3. It doesn't have a clear purpose
I laid out my criteria for a successful Wii successor, and Wii U missed every condition. Nintendo President and CEO Satoru Iwata still wants a console that crosses the hardcore-gamer/casual-player divide, but he spent five years trying to crack that puzzle with only two true successes: Mario Kart Wii and New Super Mario Bros. Wii. He expects Wii U to rake in a colossal casual install base while bringing alienated fans back. Neither will happen.

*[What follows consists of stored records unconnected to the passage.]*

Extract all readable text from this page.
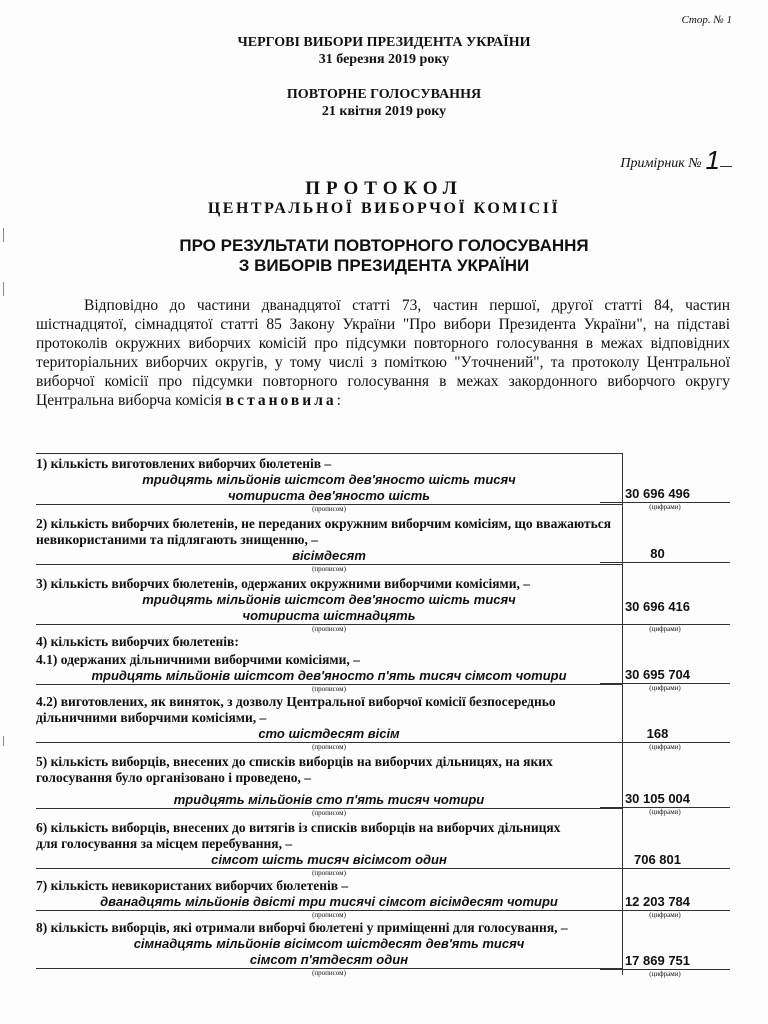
Стор. № 1
ЧЕРГОВІ ВИБОРИ ПРЕЗИДЕНТА УКРАЇНИ
31 березня 2019 року
ПОВТОРНЕ ГОЛОСУВАННЯ
21 квітня 2019 року
Примірник № 1
ПРОТОКОЛ
ЦЕНТРАЛЬНОЇ ВИБОРЧОЇ КОМІСІЇ
ПРО РЕЗУЛЬТАТИ ПОВТОРНОГО ГОЛОСУВАННЯ
З ВИБОРІВ ПРЕЗИДЕНТА УКРАЇНИ
Відповідно до частини дванадцятої статті 73, частин першої, другої статті 84, частин шістнадцятої, сімнадцятої статті 85 Закону України "Про вибори Президента України", на підставі протоколів окружних виборчих комісій про підсумки повторного голосування в межах відповідних територіальних виборчих округів, у тому числі з поміткою "Уточнений", та протоколу Центральної виборчої комісії про підсумки повторного голосування в межах закордонного виборчого округу Центральна виборча комісія встановила:
1) кількість виготовлених виборчих бюлетенів –
тридцять мільйонів шістсот дев'яносто шість тисяч
чотириста дев'яносто шість
(прописом)
30 696 496
(цифрами)
2) кількість виборчих бюлетенів, не переданих окружним виборчим комісіям, що вважаються невикористаними та підлягають знищенню, –
вісімдесят
(прописом)
80
3) кількість виборчих бюлетенів, одержаних окружними виборчими комісіями, –
тридцять мільйонів шістсот дев'яносто шість тисяч
чотириста шістнадцять
(прописом)
30 696 416
(цифрами)
4) кількість виборчих бюлетенів:
4.1) одержаних дільничними виборчими комісіями, –
тридцять мільйонів шістсот дев'яносто п'ять тисяч сімсот чотири
(прописом)
30 695 704
(цифрами)
4.2) виготовлених, як виняток, з дозволу Центральної виборчої комісії безпосередньо дільничними виборчими комісіями, –
сто шістдесят вісім
(прописом)
168
(цифрами)
5) кількість виборців, внесених до списків виборців на виборчих дільницях, на яких голосування було організовано і проведено, –
тридцять мільйонів сто п'ять тисяч чотири
(прописом)
30 105 004
(цифрами)
6) кількість виборців, внесених до витягів із списків виборців на виборчих дільницях для голосування за місцем перебування, –
сімсот шість тисяч вісімсот один
(прописом)
706 801
7) кількість невикористаних виборчих бюлетенів –
дванадцять мільйонів двісті три тисячі сімсот вісімдесят чотири
(прописом)
12 203 784
(цифрами)
8) кількість виборців, які отримали виборчі бюлетені у приміщенні для голосування, –
сімнадцять мільйонів вісімсот шістдесят дев'ять тисяч
сімсот п'ятдесят один
(прописом)
17 869 751
(цифрами)
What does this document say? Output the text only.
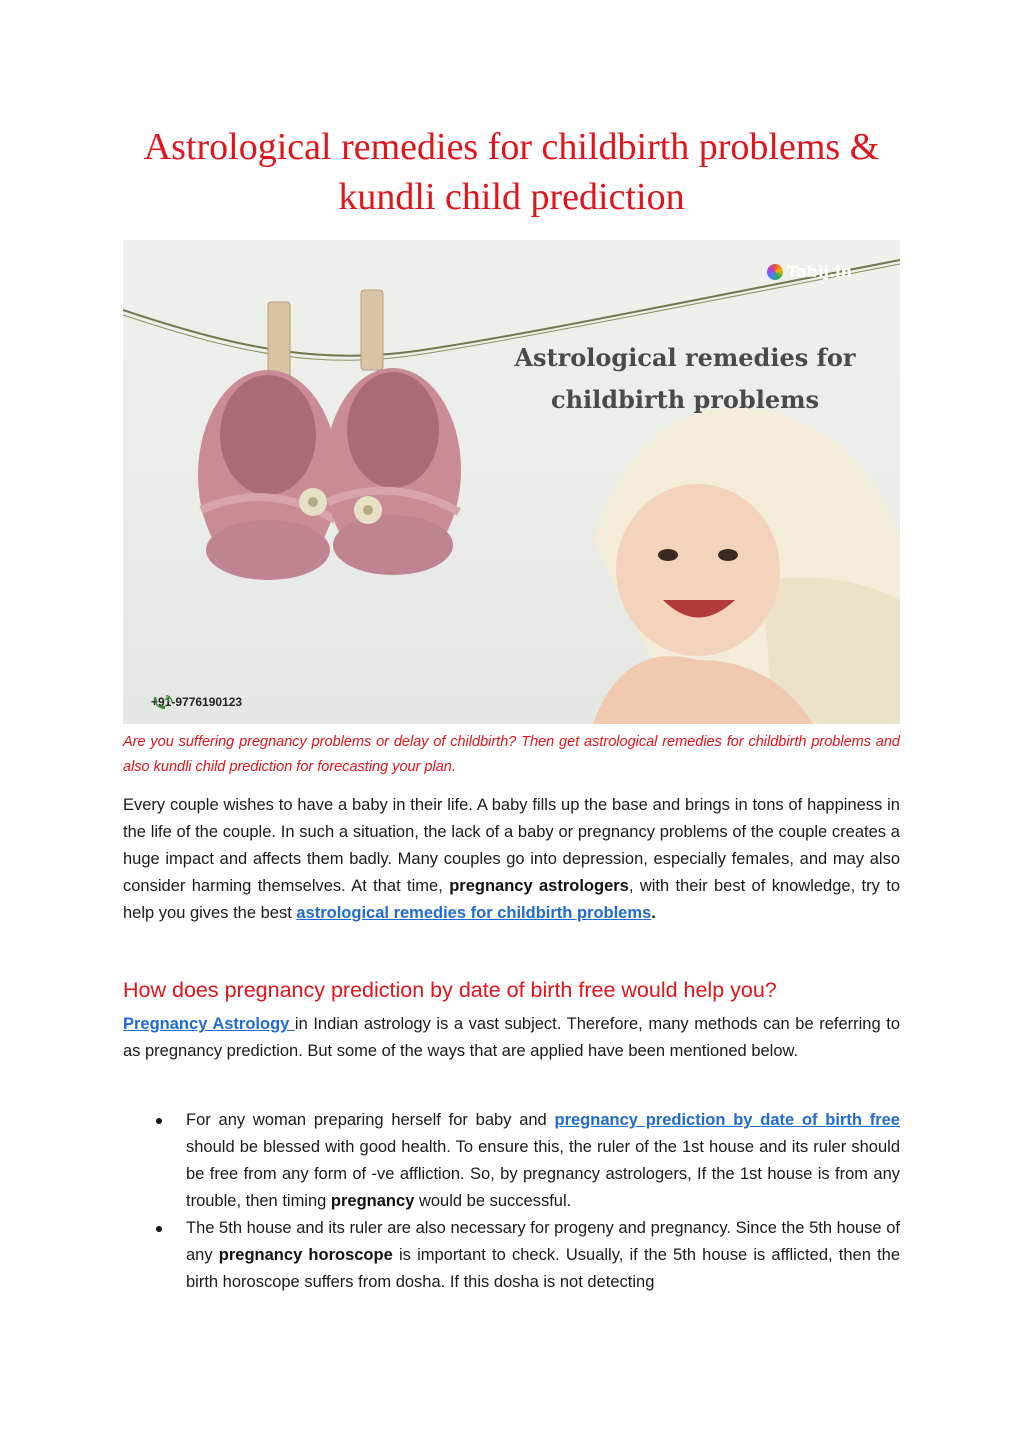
Astrological remedies for childbirth problems &
kundli child prediction
Tabij.in
Astrological remedies for
childbirth problems
+91-9776190123
Are you suffering pregnancy problems or delay of childbirth? Then get astrological remedies for childbirth problems and also kundli child prediction for forecasting your plan.
Every couple wishes to have a baby in their life. A baby fills up the base and brings in tons of happiness in the life of the couple. In such a situation, the lack of a baby or pregnancy problems of the couple creates a huge impact and affects them badly. Many couples go into depression, especially females, and may also consider harming themselves. At that time, pregnancy astrologers, with their best of knowledge, try to help you gives the best astrological remedies for childbirth problems.
How does pregnancy prediction by date of birth free would help you?
Pregnancy Astrology in Indian astrology is a vast subject. Therefore, many methods can be referring to as pregnancy prediction. But some of the ways that are applied have been mentioned below.
For any woman preparing herself for baby and pregnancy prediction by date of birth free should be blessed with good health. To ensure this, the ruler of the 1st house and its ruler should be free from any form of -ve affliction. So, by pregnancy astrologers, If the 1st house is from any trouble, then timing pregnancy would be successful.
The 5th house and its ruler are also necessary for progeny and pregnancy. Since the 5th house of any pregnancy horoscope is important to check. Usually, if the 5th house is afflicted, then the birth horoscope suffers from dosha. If this dosha is not detecting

Intentionally splitting Wii U's attention between those two demographics risks taking it straight over the same cliff the Wii sailed over. The full story's right in that new controller. It feels more casual-friendly than gamer-driven, and the casuals almost certainly won't feel the need to upgrade. They're still enjoying Wii Sports Resort.
So what's there for the hardcore crowd? Well, the WiiPad's very light, so don't sweat holding it for hours. That said, the face buttons live in a very strange place, just below the right stick. You've got to move your entire hand to hit them. The current accelerometer doesn't support twitch gaming, either. I'd rank the latency I experienced while motion aiming as slightly worse than the original, non-Plus Wiimote. So if casual players don't need it, and hardcore gamers can't use it, who's this thing for?
To be clear, I don't want Nintendo to fail. I want cool games presented in awesome, even innovative ways, and I'm not particular about who delivers them. And hey, things could go right. The brains at Bitmob came up with a list of cool game uses for the WiiPad, so it's possible a developer will capitalize on the possibilities. Maybe Nintendo will beef up the accelerometer, form real partnerships with Western publishers, and guide the technology in smart, creative ways. But I doubt it.
C'mon, Nintendo. Prove me wrong. Please.